Por otro lado, el pasado lunes tuvo lugar la Junta de Gobierno de la Confederación Hidrográfica del Guadalquivir, donde los regantes mostraron su descontento con que, entre los próximos proyectos financiados a través de los fondos Feder, no haya ninguno destinado al regadío.

Y es que, tal y como informaba la CHG, que también avisó de que se intensificarán la vigilancia sobre el control de agua, los 52 millones de los fondos europeos irán destinados, entre otras, a la ampliación de la desaladora de Melilla y a la mejora del saneamiento del entorno de Doñana.

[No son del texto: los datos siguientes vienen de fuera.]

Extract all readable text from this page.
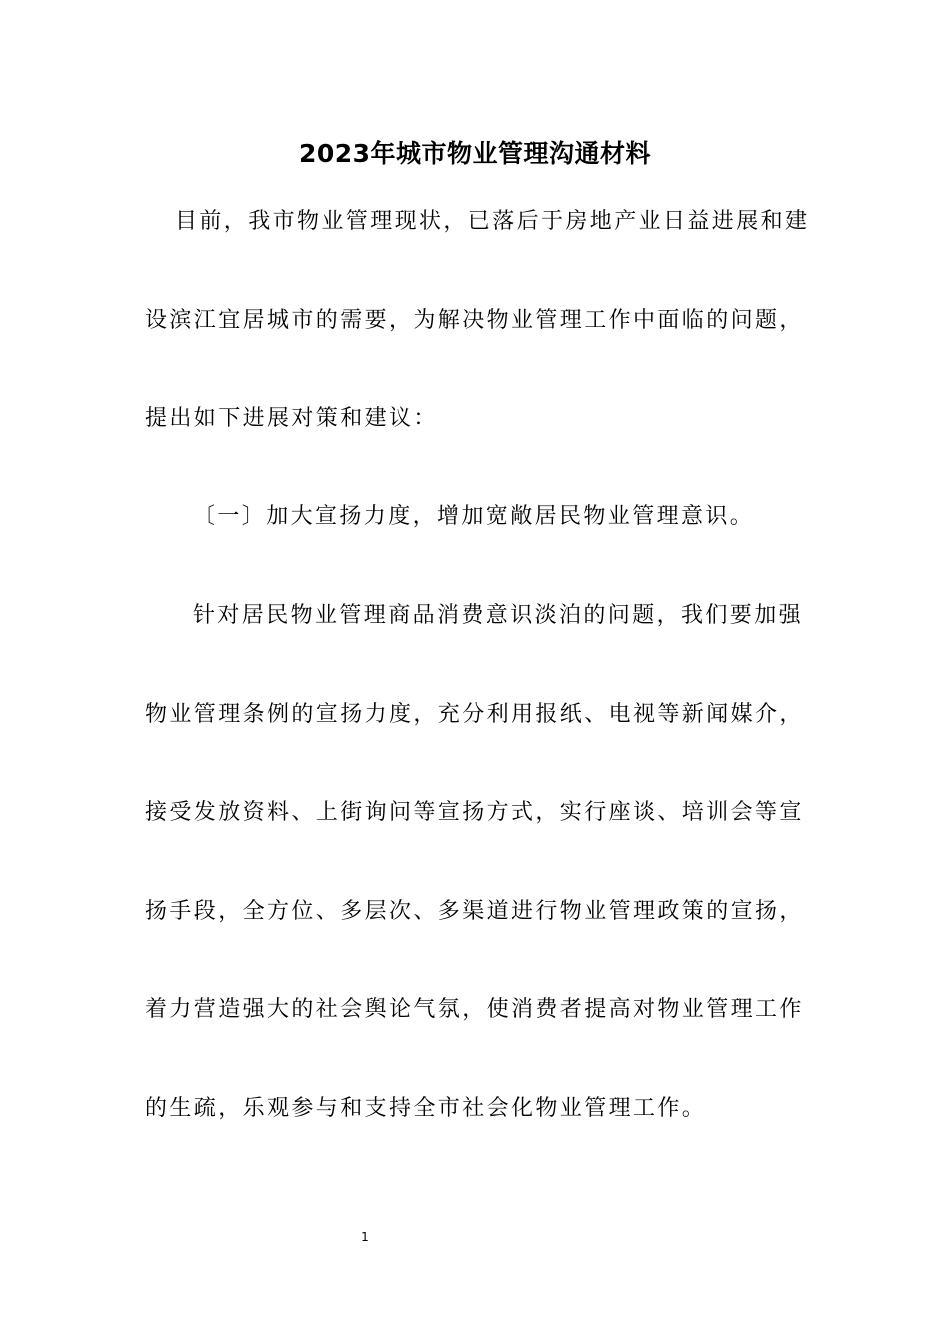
2023年城市物业管理沟通材料
目前，我市物业管理现状，已落后于房地产业日益进展和建
设滨江宜居城市的需要，为解决物业管理工作中面临的问题，
提出如下进展对策和建议：
〔一〕加大宣扬力度，增加宽敞居民物业管理意识。
针对居民物业管理商品消费意识淡泊的问题，我们要加强
物业管理条例的宣扬力度，充分利用报纸、电视等新闻媒介，
接受发放资料、上街询问等宣扬方式，实行座谈、培训会等宣
扬手段，全方位、多层次、多渠道进行物业管理政策的宣扬，
着力营造强大的社会舆论气氛，使消费者提高对物业管理工作
的生疏，乐观参与和支持全市社会化物业管理工作。
1
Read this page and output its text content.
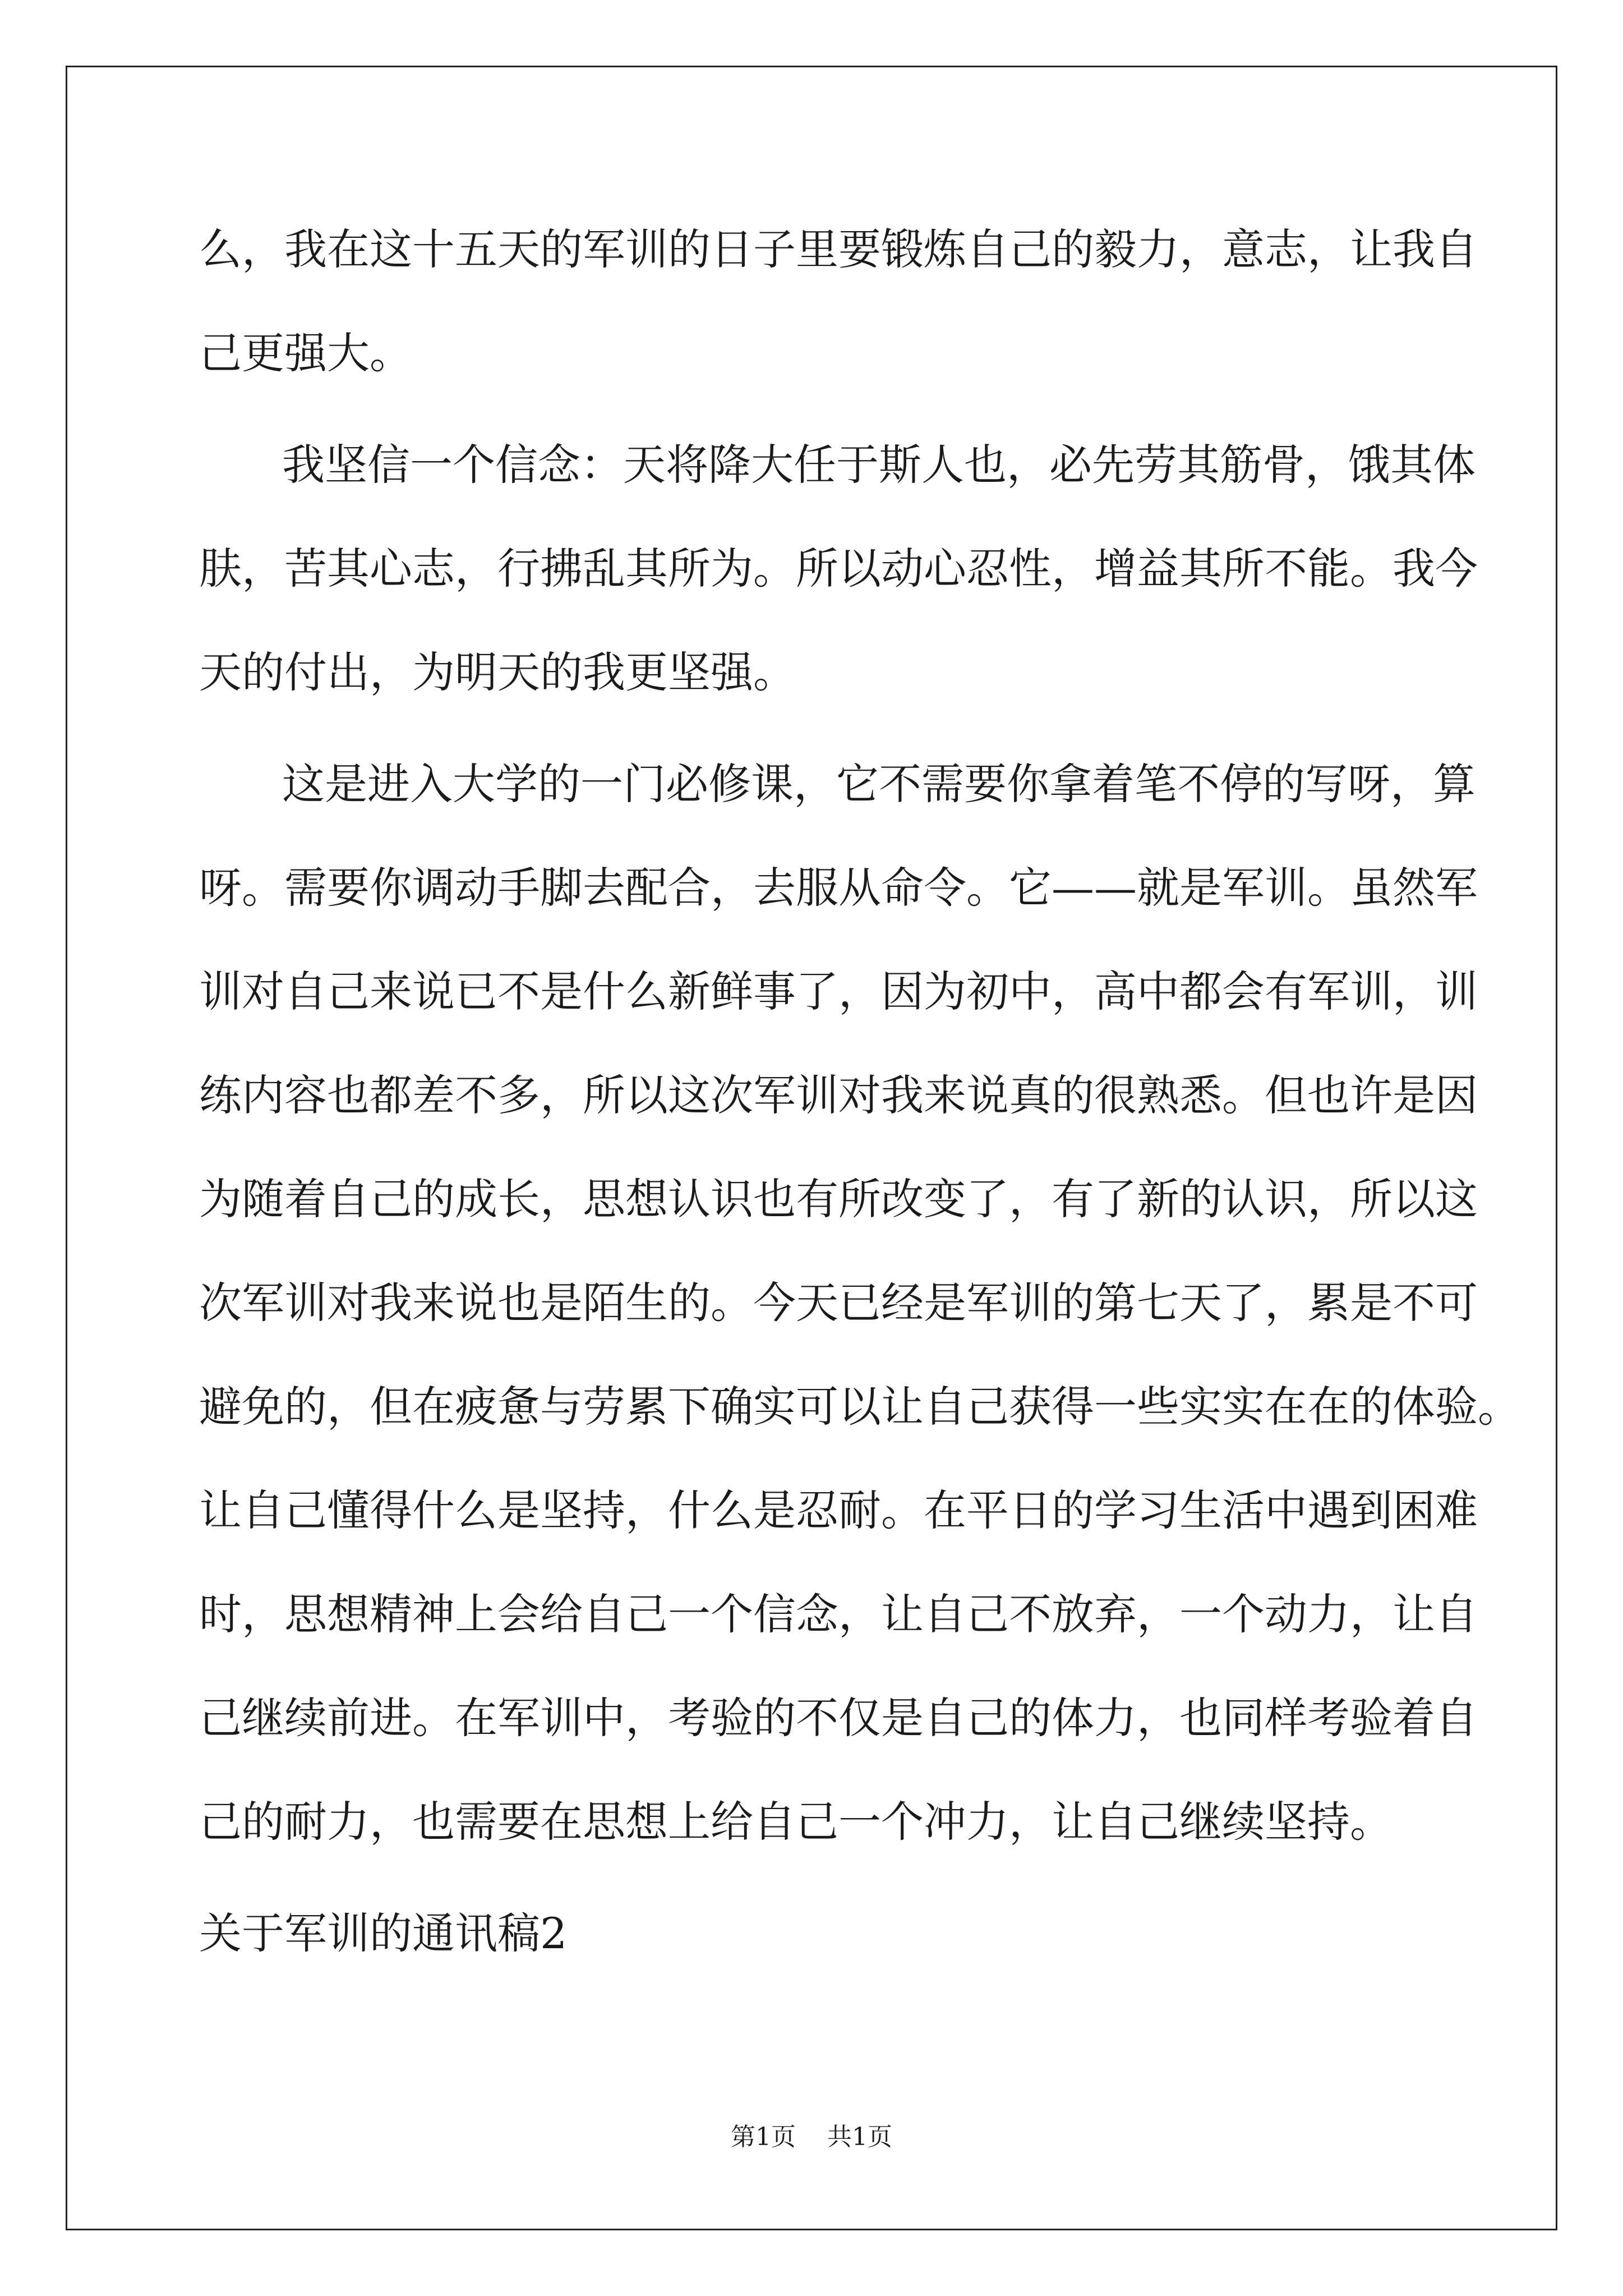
么，我在这十五天的军训的日子里要锻炼自己的毅力，意志，让我自

己更强大。

我坚信一个信念：天将降大任于斯人也，必先劳其筋骨，饿其体

肤，苦其心志，行拂乱其所为。所以动心忍性，增益其所不能。我今

天的付出，为明天的我更坚强。

这是进入大学的一门必修课，它不需要你拿着笔不停的写呀，算

呀。需要你调动手脚去配合，去服从命令。它——就是军训。虽然军

训对自己来说已不是什么新鲜事了，因为初中，高中都会有军训，训

练内容也都差不多，所以这次军训对我来说真的很熟悉。但也许是因

为随着自己的成长，思想认识也有所改变了，有了新的认识，所以这

次军训对我来说也是陌生的。今天已经是军训的第七天了，累是不可

避免的，但在疲惫与劳累下确实可以让自己获得一些实实在在的体验。

让自己懂得什么是坚持，什么是忍耐。在平日的学习生活中遇到困难

时，思想精神上会给自己一个信念，让自己不放弃，一个动力，让自

己继续前进。在军训中，考验的不仅是自己的体力，也同样考验着自

己的耐力，也需要在思想上给自己一个冲力，让自己继续坚持。

关于军训的通讯稿2

第1页 共1页
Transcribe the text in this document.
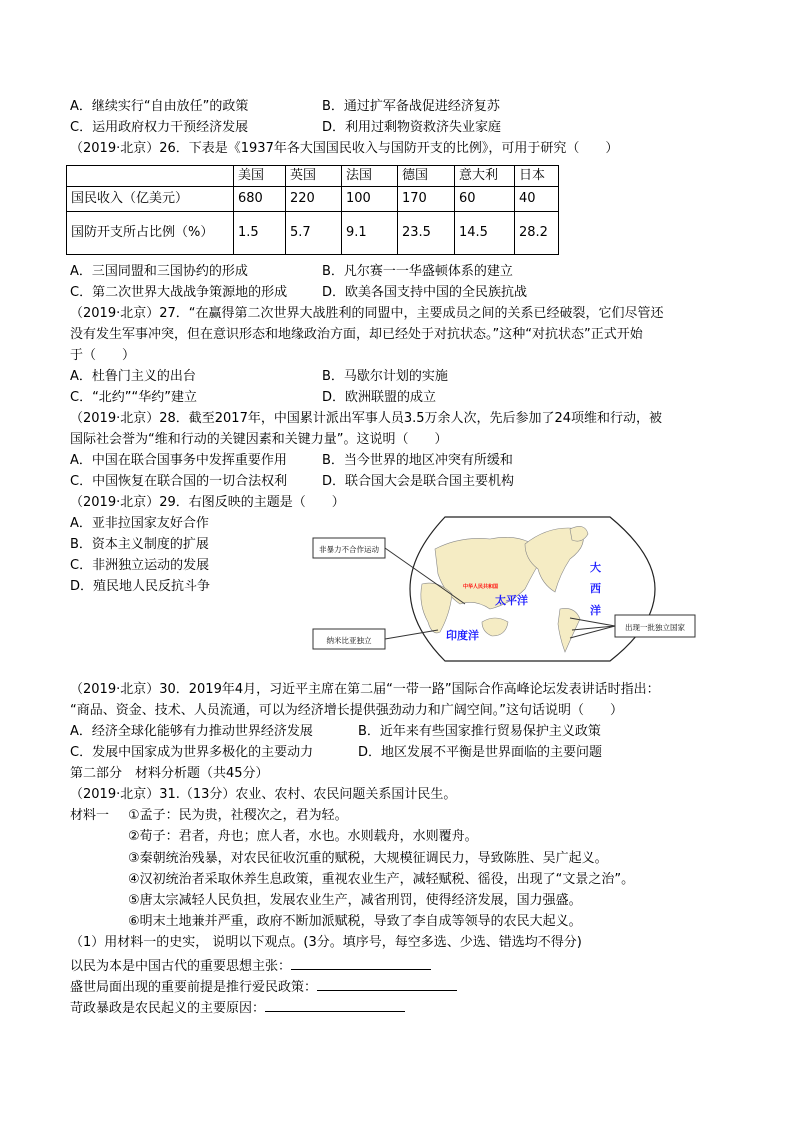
A．继续实行“自由放任”的政策	B．通过扩军备战促进经济复苏
C．运用政府权力干预经济发展	D．利用过剩物资救济失业家庭
（2019·北京）26．下表是《1937年各大国国民收入与国防开支的比例》，可用于研究（　　）
	美国	英国	法国	德国	意大利	日本
国民收入（亿美元）	680	220	100	170	60	40
国防开支所占比例（%）	1.5	5.7	9.1	23.5	14.5	28.2
A．三国同盟和三国协约的形成	B．凡尔赛一一华盛顿体系的建立
C．第二次世界大战战争策源地的形成	D．欧美各国支持中国的全民族抗战
（2019·北京）27．“在赢得第二次世界大战胜利的同盟中，主要成员之间的关系已经破裂，它们尽管还
没有发生军事冲突，但在意识形态和地缘政治方面，却已经处于对抗状态。”这种“对抗状态”正式开始
于（　　）
A．杜鲁门主义的出台	B．马歇尔计划的实施
C．“北约”“华约”建立	D．欧洲联盟的成立
（2019·北京）28．截至2017年，中国累计派出军事人员3.5万余人次，先后参加了24项维和行动，被
国际社会誉为“维和行动的关键因素和关键力量”。这说明（　　）
A．中国在联合国事务中发挥重要作用	B．当今世界的地区冲突有所缓和
C．中国恢复在联合国的一切合法权利	D．联合国大会是联合国主要机构
（2019·北京）29．右图反映的主题是（　　）
A．亚非拉国家友好合作
B．资本主义制度的扩展
C．非洲独立运动的发展
D．殖民地人民反抗斗争
非暴力不合作运动
纳米比亚独立
出现一批独立国家
太平洋
印度洋
大
西
洋
中华人民共和国
（2019·北京）30．2019年4月，习近平主席在第二届“一带一路”国际合作高峰论坛发表讲话时指出：
“商品、资金、技术、人员流通，可以为经济增长提供强劲动力和广阔空间。”这句话说明（　　）
A．经济全球化能够有力推动世界经济发展	B．近年来有些国家推行贸易保护主义政策
C．发展中国家成为世界多极化的主要动力	D．地区发展不平衡是世界面临的主要问题
第二部分　材料分析题（共45分）
（2019·北京）31.（13分）农业、农村、农民问题关系国计民生。
材料一 ①孟子：民为贵，社稷次之，君为轻。
②荀子：君者，舟也；庶人者，水也。水则载舟，水则覆舟。
③秦朝统治残暴，对农民征收沉重的赋税，大规模征调民力，导致陈胜、吴广起义。
④汉初统治者采取休养生息政策，重视农业生产，减轻赋税、徭役，出现了“文景之治”。
⑤唐太宗减轻人民负担，发展农业生产，减省刑罚，使得经济发展，国力强盛。
⑥明末土地兼并严重，政府不断加派赋税，导致了李自成等领导的农民大起义。
（1）用材料一的史实， 说明以下观点。(3分。填序号，每空多选、少选、错选均不得分)
以民为本是中国古代的重要思想主张：
盛世局面出现的重要前提是推行爱民政策：
苛政暴政是农民起义的主要原因：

Por otra parte, Feragua volvió a solicitar que se aceleren todas las obras previstas en la planificación hidrológica. «En el año 1983, el presidente del Gobierno, que entonces era Felipe González, impulsó un decreto de sequía verdaderamente eficiente, con catorce obras de emergencia en Andalucía, once de ellas en el Guadalquivir, que se llevaron a cabo. ¿Por qué no imitamos aquella gestión?», se pregunta el secretario general de Feragua.